The Department of Environment and Climate Change did not respond to multiple requests from The Associated Press for comment on its emissions reduction plan.
In the past, he said that one of the main efforts would be to diversify Qatar’s economy.
Many observers say hosting the World Cup is part of oil and gas diversifying into an entertainment and event destination. But to stage the event, Qatar built massive amounts of infrastructure over a 12-year period – with a massive carbon footprint, despite its claims to the contrary.
“They can’t diversify without spending money,” Elgendy said. “And that money will come from oil and gas. That’s a bit of a conundrum.”
WORLD GAS DEMAND
Qatari officials and some academics say exporting liquefied natural gas to the world can help the transition to clean energy because fossil fuel is cleaner than oil and coal. This view is increasingly unsupported by science as the extent of natural gas infrastructure leaks becomes clear. A natural gas leak is far more harmful to the climate than carbon dioxide, ton for ton.
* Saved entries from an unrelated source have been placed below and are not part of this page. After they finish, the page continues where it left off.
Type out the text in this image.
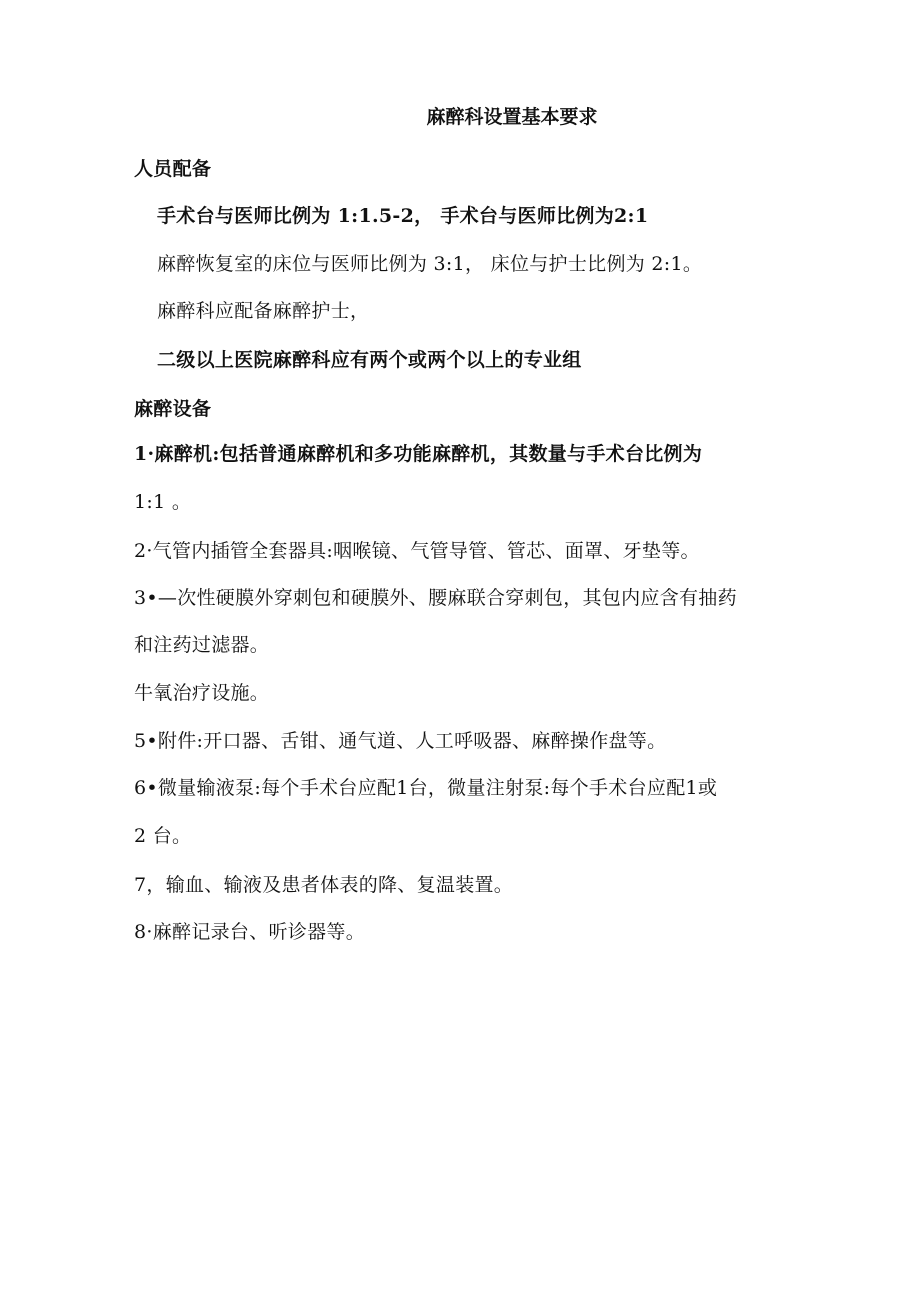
麻醉科设置基本要求
人员配备
手术台与医师比例为 1:1.5-2， 手术台与医师比例为2:1
麻醉恢复室的床位与医师比例为 3:1， 床位与护士比例为 2:1。
麻醉科应配备麻醉护士，
二级以上医院麻醉科应有两个或两个以上的专业组
麻醉设备
1·麻醉机:包括普通麻醉机和多功能麻醉机，其数量与手术台比例为
1:1 。
2·气管内插管全套器具:咽喉镜、气管导管、管芯、面罩、牙垫等。
3•—次性硬膜外穿刺包和硬膜外、腰麻联合穿刺包，其包内应含有抽药
和注药过滤器。
牛氧治疗设施。
5•附件:开口器、舌钳、通气道、人工呼吸器、麻醉操作盘等。
6•微量输液泵:每个手术台应配1台，微量注射泵:每个手术台应配1或
2 台。
7，输血、输液及患者体表的降、复温装置。
8·麻醉记录台、听诊器等。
Earlier this year, state-owned gas giant Qatar Energy joined an industry pledge to reduce nearly all methane emissions from operations by 2030. Methane is the main constituent of natural gas.
But real diversion from fossil fuels has yet to begin here.
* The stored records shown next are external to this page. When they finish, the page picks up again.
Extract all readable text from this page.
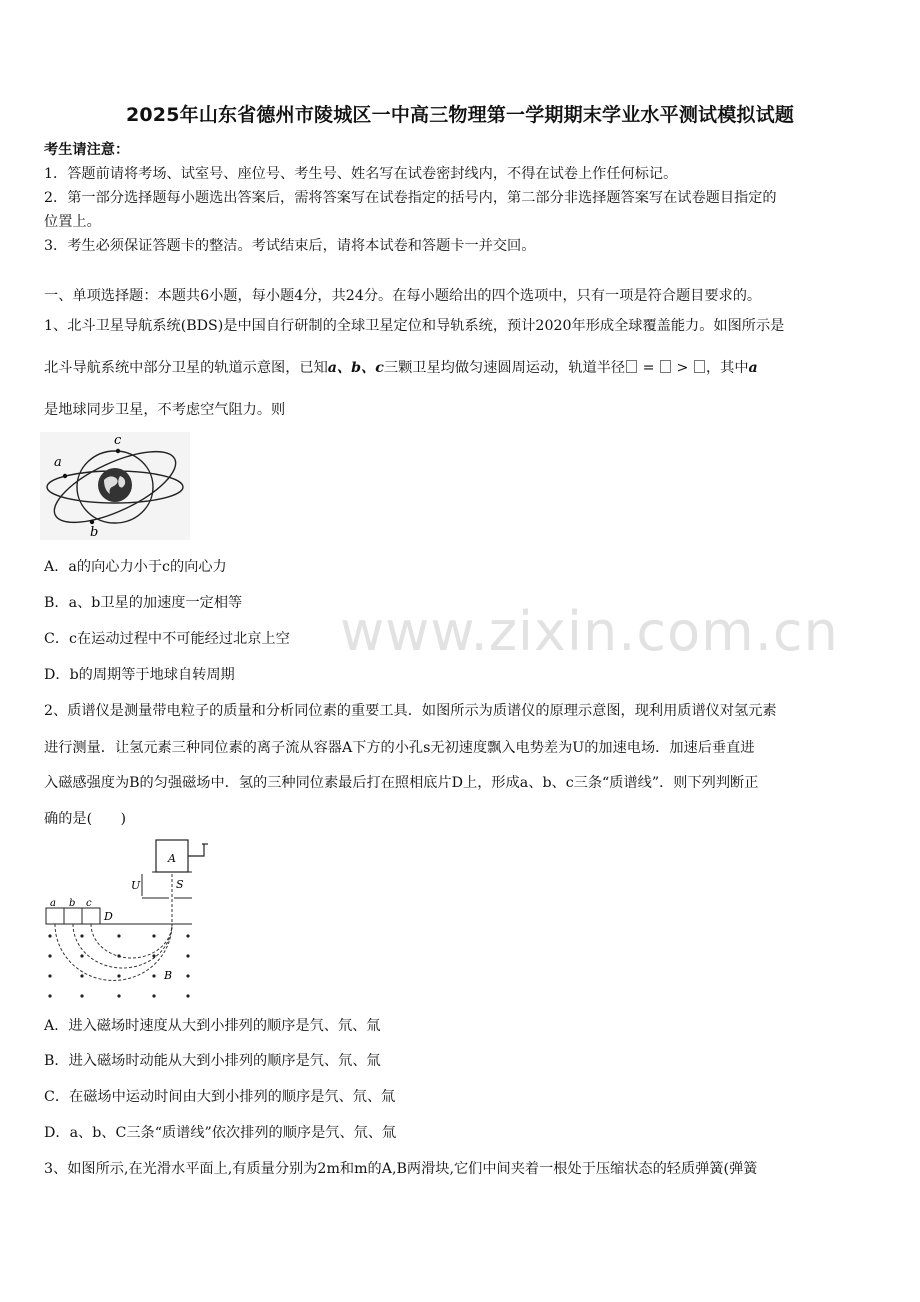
2025年山东省德州市陵城区一中高三物理第一学期期末学业水平测试模拟试题
考生请注意：
1．答题前请将考场、试室号、座位号、考生号、姓名写在试卷密封线内，不得在试卷上作任何标记。
2．第一部分选择题每小题选出答案后，需将答案写在试卷指定的括号内，第二部分非选择题答案写在试卷题目指定的
位置上。
3．考生必须保证答题卡的整洁。考试结束后，请将本试卷和答题卡一并交回。
一、单项选择题：本题共6小题，每小题4分，共24分。在每小题给出的四个选项中，只有一项是符合题目要求的。
1、北斗卫星导航系统(BDS)是中国自行研制的全球卫星定位和导轨系统，预计2020年形成全球覆盖能力。如图所示是
北斗导航系统中部分卫星的轨道示意图，已知a、b、c三颗卫星均做匀速圆周运动，轨道半径 =  > ，其中a
是地球同步卫星，不考虑空气阻力。则
a
c
b
A．a的向心力小于c的向心力
B．a、b卫星的加速度一定相等
C．c在运动过程中不可能经过北京上空
D．b的周期等于地球自转周期
www.zixin.com.cn
2、质谱仪是测量带电粒子的质量和分析同位素的重要工具．如图所示为质谱仪的原理示意图，现利用质谱仪对氢元素
进行测量．让氢元素三种同位素的离子流从容器A下方的小孔s无初速度飘入电势差为U的加速电场．加速后垂直进
入磁感强度为B的匀强磁场中．氢的三种同位素最后打在照相底片D上，形成a、b、c三条“质谱线”．则下列判断正
确的是(　　)
A
U	S
a b c
D
B
A．进入磁场时速度从大到小排列的顺序是氕、氘、氚
B．进入磁场时动能从大到小排列的顺序是氕、氘、氚
C．在磁场中运动时间由大到小排列的顺序是氕、氘、氚
D．a、b、C三条“质谱线”依次排列的顺序是氕、氘、氚
3、如图所示,在光滑水平面上,有质量分别为2m和m的A,B两滑块,它们中间夹着一根处于压缩状态的轻质弹簧(弹簧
After Russia invaded Ukraine, Europe’s race to replace that country’s gas left Qatar – among the world’s leading natural gas producers and exporters – in pole position to benefit.
Qatar has signed new deals with several energy companies, including a recent 27-year deal to supply liquefied natural gas to Chinese oil and gas company Sinopec.
“Since the war in Ukraine, everyone is now talking to the Qataris to see if they can get this gas,” Elgendy said.